I'm a bit thick, I don't understand how this constant rioting/protesting is going to help anything?

I understand protesting but it appears to be going much further, nobody is actually trying to break it down into talks are they?

Obviously you get the dipshits who just use a protest to be dicks anyway.

But the speeches, the gatherings, the group mentality can't be good? It's turning into group a Vs group b. Alot of the police will be good people, but they're being made to stop looting and riots because of something one asshole and his mates done? (I know there is more but this is the incident that kicked it all off). Also they'll be getting a lot of shit just for being police.

Surely the point has now been made and it's time to take it somewhere in a more peaceful manner? I just don't see the "end game" here for anyone at the moment.

Also, I understand America going all tits up, why is every other country following? Are the police everywhere really as bad as over there? Can anyone point me to an example of UK police brutality against a minority? I don't remember any in the news, but then again that could get glossed over tbh.

So really my question is, where does this go from here?
 
My initial post was made to bring attention to the fact that due to the outrage aimed at police for killing another black man people en masse jump on the 'blame the system' wagon and it's easy to follow the well-beaten path either through fear of otherwise being called a racist or due to simply wanting to blend in and look 'liberal and progressive'.

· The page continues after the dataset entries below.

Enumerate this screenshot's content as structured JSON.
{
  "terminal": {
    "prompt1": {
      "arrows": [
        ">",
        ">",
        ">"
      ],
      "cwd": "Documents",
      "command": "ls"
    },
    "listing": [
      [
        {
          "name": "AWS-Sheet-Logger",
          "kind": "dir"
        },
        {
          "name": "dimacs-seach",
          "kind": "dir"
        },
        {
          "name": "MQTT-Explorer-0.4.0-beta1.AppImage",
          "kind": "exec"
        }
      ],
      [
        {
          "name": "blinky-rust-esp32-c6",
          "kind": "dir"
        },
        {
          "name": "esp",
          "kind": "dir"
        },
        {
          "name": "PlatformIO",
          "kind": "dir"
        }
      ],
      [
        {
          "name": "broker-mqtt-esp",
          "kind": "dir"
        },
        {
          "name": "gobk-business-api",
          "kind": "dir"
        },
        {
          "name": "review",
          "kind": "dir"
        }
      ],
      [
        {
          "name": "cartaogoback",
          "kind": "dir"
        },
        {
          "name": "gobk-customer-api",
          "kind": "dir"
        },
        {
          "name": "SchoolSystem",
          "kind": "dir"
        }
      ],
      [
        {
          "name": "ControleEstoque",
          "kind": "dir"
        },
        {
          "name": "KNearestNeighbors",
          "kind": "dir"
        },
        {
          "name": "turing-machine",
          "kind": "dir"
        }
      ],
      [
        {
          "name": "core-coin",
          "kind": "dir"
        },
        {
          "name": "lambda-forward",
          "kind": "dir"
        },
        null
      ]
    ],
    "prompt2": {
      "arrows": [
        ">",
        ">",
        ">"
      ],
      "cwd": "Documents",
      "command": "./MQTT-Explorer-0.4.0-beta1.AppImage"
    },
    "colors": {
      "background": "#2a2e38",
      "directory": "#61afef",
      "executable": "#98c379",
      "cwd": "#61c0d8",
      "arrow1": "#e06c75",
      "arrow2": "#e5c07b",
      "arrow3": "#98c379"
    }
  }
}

This is such a bullshit argument. You can't possibly imagine why someone would be outraged at this incident and others like it, so in your world there has to be something else to it. It's projection, nothing more, and honestly betrays a lack of empathy.
 
I have a lot of respect for the members of the black community who are actively trying to influence and change the lives of those living in these deprived and crime ridden areas, but the problems they're facing cannot be resolved just by their efforts alone. When I said people need to start with themselves, I meant just that. And the idea that families staying together has a huge effect on people growing up isn't delusional, as you put it, I tell it from my personal experience and it doesn't just apply to black people, it's the same thing everywhere, no matter your race, nationality or background. I should be responsible for my own life, for my children, for my family, nobody else. It's great that there are active members of the community who offer help and assistance but unless I teach my kids by my own example and take responsibility for myself and my family, I can't expect any real positive changes. It's quite popular in America to blame schools for failing kids, especially from poor neighbourhoods but for my money, the problem starts at home. There's a reason kids who go to the same school end up in a different situations afterwards, and more often than not, it's their situation at home that either leads them to becoming a valued member of society or makes them stray onto a wrong path. There are exceptions, of course, but they only prove the rule.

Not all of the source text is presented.